Der Alleengürtel ist für viele Regensburger Naherholungsgebiet. Er soll erhalten und gestärkt werden. Foto: Lex

Ob es das Regensburger Kultur- und Kongresszentrum (RKK) ist, der zentrale Omnibus-Bahnhof (ZOB) oder die Trasse für eine mögliche Stadtbahn: Der Bereich, der neu gestaltet werden soll, liegt mitten im Regensburger Alleengürtel. Sowohl die Gestaltung des Parks um das Schloss, als auch der Baumbestand beim Peterskirchlein am Keplerareal und die bisher einzige Schwachstelle des die Altstadt umgebenen Grünstreifens zwischen Ernst-Reuter-Platz und dem Ostpark an der D.-Martin-Luther-Straße werden also von den weiteren Planungen betroffen sein. Das schürt nicht nur die Ängste der Umweltschützer und Denkmalpfleger, sondern auch die der Bewohner der Innenstadt. Vor allem für diese Regensburger ist der Alleengürtel Naherholungsgebiet und Gartenersatz. Es ist klar: Wer hier Hand anlegt, muss sich erklären. Und es wird in jedem Fall Hand an die Bäume angelegt werden müssen, das macht Planungs- und Baureferentin Christine Schimpfermann unumwunden klar. „Aber es werden lediglich so wenig Eingriffe wie nötig vorgenommen“, beteuert sie. Dennoch werden sowohl der Umbau Bahnhofsvorplatzes, als auch die Arbeiten am RKK Baugruben und Zufahrten für Baufahrzeuge erfordern.

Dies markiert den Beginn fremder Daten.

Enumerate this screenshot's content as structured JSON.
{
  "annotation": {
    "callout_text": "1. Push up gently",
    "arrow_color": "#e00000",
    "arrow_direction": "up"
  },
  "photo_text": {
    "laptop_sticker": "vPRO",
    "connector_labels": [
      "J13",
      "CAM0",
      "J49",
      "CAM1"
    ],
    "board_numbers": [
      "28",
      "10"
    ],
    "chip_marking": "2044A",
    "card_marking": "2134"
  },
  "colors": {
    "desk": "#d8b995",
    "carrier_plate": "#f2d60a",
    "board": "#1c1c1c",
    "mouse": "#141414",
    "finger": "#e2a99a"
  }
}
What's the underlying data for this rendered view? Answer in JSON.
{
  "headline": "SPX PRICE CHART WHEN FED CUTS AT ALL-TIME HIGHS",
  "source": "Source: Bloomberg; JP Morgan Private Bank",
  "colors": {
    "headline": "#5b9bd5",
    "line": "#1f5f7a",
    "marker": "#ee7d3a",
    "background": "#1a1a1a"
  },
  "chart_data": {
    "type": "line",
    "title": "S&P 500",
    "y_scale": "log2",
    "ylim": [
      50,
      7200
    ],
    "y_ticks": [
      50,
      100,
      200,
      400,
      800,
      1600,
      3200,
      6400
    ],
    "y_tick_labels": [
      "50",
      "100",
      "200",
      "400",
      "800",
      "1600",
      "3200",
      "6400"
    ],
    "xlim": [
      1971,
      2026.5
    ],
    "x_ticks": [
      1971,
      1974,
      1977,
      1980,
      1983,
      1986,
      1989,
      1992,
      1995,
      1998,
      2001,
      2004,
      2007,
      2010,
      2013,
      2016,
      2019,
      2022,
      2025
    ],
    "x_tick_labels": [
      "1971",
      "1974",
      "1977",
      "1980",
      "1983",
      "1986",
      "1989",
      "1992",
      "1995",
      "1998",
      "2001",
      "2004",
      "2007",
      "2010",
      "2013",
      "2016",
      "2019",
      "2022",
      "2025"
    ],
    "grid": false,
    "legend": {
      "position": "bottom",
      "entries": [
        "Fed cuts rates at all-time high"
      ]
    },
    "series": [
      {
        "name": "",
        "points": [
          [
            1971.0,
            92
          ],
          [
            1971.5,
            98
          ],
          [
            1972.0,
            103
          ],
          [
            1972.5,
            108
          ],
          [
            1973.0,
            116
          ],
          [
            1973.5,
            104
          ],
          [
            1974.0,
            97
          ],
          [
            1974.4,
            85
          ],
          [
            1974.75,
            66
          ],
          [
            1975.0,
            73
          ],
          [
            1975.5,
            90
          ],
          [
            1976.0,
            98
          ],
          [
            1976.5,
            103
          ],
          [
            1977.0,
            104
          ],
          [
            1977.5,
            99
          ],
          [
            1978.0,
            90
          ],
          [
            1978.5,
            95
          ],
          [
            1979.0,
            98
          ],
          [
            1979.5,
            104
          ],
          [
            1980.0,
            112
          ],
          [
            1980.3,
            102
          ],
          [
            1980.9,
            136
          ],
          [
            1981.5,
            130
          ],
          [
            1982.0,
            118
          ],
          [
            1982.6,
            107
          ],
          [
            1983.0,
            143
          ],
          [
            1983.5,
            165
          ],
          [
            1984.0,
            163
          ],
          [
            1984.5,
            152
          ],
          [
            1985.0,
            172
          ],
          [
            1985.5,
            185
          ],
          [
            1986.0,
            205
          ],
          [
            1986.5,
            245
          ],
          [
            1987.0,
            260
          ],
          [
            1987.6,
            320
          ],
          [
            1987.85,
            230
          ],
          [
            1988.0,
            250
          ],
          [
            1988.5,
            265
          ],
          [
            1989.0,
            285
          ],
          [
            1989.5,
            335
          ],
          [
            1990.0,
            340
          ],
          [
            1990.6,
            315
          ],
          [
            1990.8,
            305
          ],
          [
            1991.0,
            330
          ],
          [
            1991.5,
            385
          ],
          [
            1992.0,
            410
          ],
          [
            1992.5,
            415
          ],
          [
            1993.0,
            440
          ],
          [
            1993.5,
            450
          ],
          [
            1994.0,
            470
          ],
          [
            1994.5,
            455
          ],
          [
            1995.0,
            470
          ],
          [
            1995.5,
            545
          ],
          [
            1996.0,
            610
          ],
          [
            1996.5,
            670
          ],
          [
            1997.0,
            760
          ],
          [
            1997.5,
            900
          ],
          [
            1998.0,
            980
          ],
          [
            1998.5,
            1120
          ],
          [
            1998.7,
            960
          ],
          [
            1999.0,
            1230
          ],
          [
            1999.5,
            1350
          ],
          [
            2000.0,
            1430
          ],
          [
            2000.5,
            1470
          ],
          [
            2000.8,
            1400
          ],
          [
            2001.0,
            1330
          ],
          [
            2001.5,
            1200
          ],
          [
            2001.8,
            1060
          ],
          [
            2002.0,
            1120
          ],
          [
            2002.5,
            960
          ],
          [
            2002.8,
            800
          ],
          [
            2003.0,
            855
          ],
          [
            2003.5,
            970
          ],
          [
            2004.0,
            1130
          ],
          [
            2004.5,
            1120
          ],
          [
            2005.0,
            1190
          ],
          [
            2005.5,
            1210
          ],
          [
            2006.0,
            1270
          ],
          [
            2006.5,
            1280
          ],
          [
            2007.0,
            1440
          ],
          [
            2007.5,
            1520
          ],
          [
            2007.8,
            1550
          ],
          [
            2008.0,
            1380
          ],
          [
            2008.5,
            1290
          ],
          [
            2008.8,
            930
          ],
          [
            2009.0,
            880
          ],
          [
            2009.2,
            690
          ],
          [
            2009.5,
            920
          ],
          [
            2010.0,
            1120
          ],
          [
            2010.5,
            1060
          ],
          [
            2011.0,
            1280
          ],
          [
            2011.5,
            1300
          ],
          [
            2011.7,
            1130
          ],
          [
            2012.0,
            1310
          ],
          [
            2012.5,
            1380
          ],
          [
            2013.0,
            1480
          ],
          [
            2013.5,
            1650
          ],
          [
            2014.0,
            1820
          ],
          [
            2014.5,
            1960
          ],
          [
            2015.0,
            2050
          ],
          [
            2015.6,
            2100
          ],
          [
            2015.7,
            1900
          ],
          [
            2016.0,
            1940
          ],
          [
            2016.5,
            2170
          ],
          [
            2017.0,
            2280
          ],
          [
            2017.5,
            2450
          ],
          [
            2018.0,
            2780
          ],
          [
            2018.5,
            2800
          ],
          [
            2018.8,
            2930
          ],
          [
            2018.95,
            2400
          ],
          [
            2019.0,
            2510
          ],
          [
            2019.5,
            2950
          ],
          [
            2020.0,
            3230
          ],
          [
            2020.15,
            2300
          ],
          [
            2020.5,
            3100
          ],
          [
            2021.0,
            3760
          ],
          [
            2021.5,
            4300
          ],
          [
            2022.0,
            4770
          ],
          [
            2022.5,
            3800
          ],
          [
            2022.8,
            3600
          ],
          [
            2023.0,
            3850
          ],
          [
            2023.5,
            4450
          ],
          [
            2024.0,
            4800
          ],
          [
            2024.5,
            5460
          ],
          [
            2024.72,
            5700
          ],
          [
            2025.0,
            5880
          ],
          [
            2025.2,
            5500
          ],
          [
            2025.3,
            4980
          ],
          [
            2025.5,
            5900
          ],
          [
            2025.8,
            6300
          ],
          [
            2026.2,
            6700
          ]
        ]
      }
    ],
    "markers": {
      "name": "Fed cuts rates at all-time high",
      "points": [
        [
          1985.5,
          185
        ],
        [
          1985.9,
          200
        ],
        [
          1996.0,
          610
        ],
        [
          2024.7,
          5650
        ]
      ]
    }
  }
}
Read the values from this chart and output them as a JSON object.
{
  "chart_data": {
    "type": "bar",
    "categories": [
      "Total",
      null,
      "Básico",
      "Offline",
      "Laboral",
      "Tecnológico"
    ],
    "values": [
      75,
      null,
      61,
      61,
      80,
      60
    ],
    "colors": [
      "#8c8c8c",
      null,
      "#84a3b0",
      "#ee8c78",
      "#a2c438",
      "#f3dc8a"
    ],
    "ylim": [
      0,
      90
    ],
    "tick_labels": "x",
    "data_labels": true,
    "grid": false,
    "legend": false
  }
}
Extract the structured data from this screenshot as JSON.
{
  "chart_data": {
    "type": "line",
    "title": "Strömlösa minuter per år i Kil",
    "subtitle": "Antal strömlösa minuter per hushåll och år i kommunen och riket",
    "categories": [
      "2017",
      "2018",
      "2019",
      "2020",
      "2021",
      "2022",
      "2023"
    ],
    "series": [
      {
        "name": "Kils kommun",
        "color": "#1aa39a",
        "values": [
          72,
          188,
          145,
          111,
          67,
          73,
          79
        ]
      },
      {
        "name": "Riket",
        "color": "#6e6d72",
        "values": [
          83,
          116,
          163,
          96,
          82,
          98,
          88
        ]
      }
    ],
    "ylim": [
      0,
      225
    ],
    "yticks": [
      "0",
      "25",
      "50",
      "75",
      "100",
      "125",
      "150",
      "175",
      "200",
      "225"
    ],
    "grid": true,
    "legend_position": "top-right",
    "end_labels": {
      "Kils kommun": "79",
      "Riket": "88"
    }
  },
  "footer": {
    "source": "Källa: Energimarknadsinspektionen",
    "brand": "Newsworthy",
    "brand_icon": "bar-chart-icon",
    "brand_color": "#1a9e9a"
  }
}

Umweltschützer sorgen sich um den Park. Foto: Lex

Hinzu kommt: Erst wenn Klarheit über die Trasse einer eventuell notwendigen Stadtbahn herrscht, kann mit Sicherheit gesagt werden, wo an dieser Stelle noch Platz für Bäume ist. An diesem Teilprojekt wird klar, wie eng die einzelnen Aspekte bei der Neugestaltung des Bahnhofsareals miteinander verzahnt sind. Die Stadt plant den Baumbestand Stück für Stück. Wo ein Teil des ZOB oder des RKK fertig wird, kann der neue Baumbestand gepflanzt werden. Deswegen ist auch nicht klar, bis wann die Stärkung des Alleengürtels realisiert werden kann. Sie wird laut Schimpfermann den gesamten Prozess der Umgestaltung des Bahnhofsareals über andauern. Dennoch ist sich die Baureferentin sicher, dass der Baumbestand und der Alleengürtel am Ende des Prozesses gestärkt dastehen werden. Sie verweist dazu auf einen weiteren Aspekt zum Thema Bäume: „Grün ist nie statisch.“ Ihrer Ansicht nach werden einige Bäume während der Umbauarbeiten ohnehin am Ende ihrer Lebenszeit ankommen und gefällt werden müssen: „So wie es beispielsweise im Herzogspark notwendig war.“ Allerdings räumt sie auch ein, dass es 20 bis 25 Jahre dauern kann, bis klar ist, wie sich neu gepflanzte Bäume ins Gesamtbild des Alleengürtels einfügen.